## Chapter 10: Advanced Service Discovery and Resiliency

In the previous chapters, you’ve seen how Aspire simplifies service discovery and adds resilience to HTTP calls with just a few lines of code. But as your application grows, you may need to go beyond the defaults. Perhaps you need to:

- Expose multiple endpoints for a service (e.g., HTTP and gRPC on different ports).
- Implement a custom load‑balancing strategy.
- Route traffic to different versions of a service for testing.
- Fine‑tune retry policies for specific downstream services.

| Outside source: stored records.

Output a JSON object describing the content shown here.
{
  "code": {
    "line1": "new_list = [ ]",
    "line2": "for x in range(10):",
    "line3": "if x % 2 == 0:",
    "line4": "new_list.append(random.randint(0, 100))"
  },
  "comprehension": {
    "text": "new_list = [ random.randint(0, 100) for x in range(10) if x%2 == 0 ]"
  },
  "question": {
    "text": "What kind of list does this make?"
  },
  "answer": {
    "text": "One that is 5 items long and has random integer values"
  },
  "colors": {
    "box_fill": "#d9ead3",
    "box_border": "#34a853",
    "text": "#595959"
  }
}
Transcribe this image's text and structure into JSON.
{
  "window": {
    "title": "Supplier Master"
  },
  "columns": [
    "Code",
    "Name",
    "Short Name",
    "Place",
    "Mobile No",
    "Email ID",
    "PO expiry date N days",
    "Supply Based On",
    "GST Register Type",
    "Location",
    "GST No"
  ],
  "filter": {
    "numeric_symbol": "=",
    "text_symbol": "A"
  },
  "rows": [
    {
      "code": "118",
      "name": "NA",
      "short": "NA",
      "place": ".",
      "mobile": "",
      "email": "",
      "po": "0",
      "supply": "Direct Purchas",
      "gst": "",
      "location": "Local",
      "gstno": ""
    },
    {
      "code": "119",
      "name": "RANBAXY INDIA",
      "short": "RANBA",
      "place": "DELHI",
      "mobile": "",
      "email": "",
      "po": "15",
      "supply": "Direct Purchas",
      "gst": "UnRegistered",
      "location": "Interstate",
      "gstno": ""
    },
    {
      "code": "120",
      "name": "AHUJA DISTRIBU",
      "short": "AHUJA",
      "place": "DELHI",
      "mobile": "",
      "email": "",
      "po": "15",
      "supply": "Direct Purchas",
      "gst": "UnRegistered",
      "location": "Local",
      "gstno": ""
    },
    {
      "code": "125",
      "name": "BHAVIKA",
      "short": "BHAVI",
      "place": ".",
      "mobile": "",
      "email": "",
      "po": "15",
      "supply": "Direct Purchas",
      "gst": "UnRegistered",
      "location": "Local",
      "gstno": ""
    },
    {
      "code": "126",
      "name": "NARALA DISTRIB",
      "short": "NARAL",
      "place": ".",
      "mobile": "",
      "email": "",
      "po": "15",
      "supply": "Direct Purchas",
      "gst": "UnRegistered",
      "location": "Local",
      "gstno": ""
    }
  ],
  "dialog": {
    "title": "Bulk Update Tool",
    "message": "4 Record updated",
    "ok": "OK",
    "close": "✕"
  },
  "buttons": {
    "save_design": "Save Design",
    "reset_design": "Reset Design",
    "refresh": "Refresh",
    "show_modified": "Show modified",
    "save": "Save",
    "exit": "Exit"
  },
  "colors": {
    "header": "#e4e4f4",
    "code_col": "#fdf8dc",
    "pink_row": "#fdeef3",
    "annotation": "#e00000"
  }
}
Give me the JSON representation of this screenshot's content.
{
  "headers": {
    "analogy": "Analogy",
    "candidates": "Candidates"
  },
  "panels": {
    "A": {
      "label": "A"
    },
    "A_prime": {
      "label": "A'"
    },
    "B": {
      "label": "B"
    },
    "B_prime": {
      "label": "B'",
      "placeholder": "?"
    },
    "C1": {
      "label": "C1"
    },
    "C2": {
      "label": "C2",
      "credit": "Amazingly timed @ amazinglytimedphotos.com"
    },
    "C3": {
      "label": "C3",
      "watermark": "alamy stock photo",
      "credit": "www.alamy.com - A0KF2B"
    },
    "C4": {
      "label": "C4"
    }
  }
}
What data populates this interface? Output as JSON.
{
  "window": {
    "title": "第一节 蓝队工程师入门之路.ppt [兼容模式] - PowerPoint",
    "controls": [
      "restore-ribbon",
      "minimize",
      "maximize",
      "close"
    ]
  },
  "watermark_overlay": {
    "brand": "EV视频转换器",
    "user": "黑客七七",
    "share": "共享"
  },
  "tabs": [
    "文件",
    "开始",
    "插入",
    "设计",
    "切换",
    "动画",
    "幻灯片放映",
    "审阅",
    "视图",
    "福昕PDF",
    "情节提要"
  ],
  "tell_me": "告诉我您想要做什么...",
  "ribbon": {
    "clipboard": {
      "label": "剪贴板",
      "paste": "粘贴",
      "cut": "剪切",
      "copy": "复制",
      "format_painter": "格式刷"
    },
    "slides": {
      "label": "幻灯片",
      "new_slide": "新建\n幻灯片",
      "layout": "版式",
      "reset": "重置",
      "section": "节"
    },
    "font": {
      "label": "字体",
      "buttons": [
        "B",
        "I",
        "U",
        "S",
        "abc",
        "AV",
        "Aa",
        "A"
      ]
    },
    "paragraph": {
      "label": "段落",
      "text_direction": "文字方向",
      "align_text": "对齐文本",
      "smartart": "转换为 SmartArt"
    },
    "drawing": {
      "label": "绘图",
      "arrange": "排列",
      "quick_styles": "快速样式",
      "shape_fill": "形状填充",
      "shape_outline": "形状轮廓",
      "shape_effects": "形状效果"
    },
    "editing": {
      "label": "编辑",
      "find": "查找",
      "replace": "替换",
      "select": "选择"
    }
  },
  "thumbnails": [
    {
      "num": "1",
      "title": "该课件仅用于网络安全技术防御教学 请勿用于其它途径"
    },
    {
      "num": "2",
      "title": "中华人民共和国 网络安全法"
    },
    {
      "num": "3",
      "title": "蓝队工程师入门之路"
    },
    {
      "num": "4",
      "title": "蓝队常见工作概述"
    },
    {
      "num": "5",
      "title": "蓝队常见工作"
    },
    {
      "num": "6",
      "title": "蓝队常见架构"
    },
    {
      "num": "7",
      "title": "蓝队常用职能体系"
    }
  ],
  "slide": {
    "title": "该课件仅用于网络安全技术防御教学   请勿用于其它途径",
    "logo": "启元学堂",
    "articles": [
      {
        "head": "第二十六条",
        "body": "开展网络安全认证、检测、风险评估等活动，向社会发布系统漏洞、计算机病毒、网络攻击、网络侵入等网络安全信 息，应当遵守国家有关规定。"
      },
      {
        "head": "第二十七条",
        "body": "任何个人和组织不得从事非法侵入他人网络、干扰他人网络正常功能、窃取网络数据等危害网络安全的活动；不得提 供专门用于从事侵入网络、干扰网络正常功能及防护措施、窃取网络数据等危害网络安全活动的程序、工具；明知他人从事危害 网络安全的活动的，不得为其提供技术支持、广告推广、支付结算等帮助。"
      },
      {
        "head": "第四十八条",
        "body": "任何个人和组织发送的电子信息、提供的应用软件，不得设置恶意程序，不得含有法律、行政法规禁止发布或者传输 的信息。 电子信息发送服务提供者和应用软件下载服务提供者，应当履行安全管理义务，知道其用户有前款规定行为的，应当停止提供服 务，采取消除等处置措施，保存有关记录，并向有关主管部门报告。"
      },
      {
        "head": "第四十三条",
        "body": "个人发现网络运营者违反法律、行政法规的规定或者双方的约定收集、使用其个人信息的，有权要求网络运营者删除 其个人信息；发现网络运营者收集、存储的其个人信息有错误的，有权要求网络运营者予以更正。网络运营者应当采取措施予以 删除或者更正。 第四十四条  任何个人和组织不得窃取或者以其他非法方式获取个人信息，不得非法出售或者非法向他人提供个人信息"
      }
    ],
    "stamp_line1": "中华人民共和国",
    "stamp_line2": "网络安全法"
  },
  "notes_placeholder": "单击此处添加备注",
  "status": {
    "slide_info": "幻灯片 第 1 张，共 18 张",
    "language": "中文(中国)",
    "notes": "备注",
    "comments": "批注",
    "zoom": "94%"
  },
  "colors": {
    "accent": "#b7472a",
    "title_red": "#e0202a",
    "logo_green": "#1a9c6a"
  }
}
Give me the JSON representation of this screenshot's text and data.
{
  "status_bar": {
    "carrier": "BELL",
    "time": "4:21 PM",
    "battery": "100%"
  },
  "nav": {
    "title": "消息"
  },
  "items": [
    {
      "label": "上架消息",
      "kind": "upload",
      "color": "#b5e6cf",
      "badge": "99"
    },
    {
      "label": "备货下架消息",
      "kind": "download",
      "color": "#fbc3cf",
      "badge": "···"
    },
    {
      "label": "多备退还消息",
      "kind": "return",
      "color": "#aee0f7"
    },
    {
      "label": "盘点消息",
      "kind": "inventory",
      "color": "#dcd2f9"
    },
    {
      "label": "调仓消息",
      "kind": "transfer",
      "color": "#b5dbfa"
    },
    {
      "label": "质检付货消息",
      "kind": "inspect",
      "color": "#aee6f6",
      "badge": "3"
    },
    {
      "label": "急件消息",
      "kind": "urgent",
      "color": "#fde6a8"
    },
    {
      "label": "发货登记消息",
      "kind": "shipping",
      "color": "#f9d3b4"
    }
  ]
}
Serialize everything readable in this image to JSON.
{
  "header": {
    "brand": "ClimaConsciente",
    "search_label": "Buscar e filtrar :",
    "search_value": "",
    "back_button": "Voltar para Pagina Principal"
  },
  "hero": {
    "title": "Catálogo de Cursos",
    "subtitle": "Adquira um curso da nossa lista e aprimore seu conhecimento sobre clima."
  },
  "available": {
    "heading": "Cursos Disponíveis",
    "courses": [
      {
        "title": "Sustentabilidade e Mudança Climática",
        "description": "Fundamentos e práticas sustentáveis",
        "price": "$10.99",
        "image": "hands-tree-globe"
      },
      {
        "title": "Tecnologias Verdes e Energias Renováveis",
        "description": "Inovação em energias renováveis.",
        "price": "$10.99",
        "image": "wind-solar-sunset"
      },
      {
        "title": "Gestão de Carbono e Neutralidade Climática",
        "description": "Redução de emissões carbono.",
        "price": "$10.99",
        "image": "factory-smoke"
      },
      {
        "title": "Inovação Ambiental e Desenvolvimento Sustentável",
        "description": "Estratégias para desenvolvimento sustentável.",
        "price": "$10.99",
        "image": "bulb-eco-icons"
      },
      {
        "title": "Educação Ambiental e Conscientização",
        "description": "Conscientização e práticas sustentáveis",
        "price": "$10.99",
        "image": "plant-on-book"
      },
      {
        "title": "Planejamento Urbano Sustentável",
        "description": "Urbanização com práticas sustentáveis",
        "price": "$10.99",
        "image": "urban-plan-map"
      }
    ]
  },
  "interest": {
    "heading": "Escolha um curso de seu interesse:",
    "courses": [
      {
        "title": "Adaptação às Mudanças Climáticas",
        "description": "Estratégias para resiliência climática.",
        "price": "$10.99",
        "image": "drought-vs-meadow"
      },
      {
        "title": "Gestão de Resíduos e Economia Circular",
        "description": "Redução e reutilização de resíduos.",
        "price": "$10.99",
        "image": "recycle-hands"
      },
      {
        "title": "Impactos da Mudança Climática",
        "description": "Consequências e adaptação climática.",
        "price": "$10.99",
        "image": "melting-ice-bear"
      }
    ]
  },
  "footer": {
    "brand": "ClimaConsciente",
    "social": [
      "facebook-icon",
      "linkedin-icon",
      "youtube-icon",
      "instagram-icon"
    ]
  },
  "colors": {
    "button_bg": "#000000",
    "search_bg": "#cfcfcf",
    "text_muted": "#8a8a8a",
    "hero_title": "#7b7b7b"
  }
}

In this chapter, we’ll explore the advanced capabilities of Aspire’s service discovery and resilience layers. You’ll learn how to configure multiple binding schemes, customize the discovery process, and implement sophisticated resilience patterns with Polly. We’ll also look at traffic splitting techniques for local development. By the end, you’ll be able to build highly resilient and flexible microservices.

---

### 10.1 Manual vs. Automatic Service Discovery

Aspire’s default service discovery is **automatic**: when you add a project resource with a logical name, and another resource references it via `WithReference`, the AppHost injects environment variables containing the service’s endpoints. The `AddServiceDiscovery` method in the service defaults then configures an `IHttpClientBuilder` to resolve `http://servicename` URIs using those variables.

But sometimes you need **manual** control. For example:

- You have an external service not managed by Aspire.
- You want to override the resolved address for testing.
- You need to integrate with an existing service discovery system like Consul or Kubernetes DNS.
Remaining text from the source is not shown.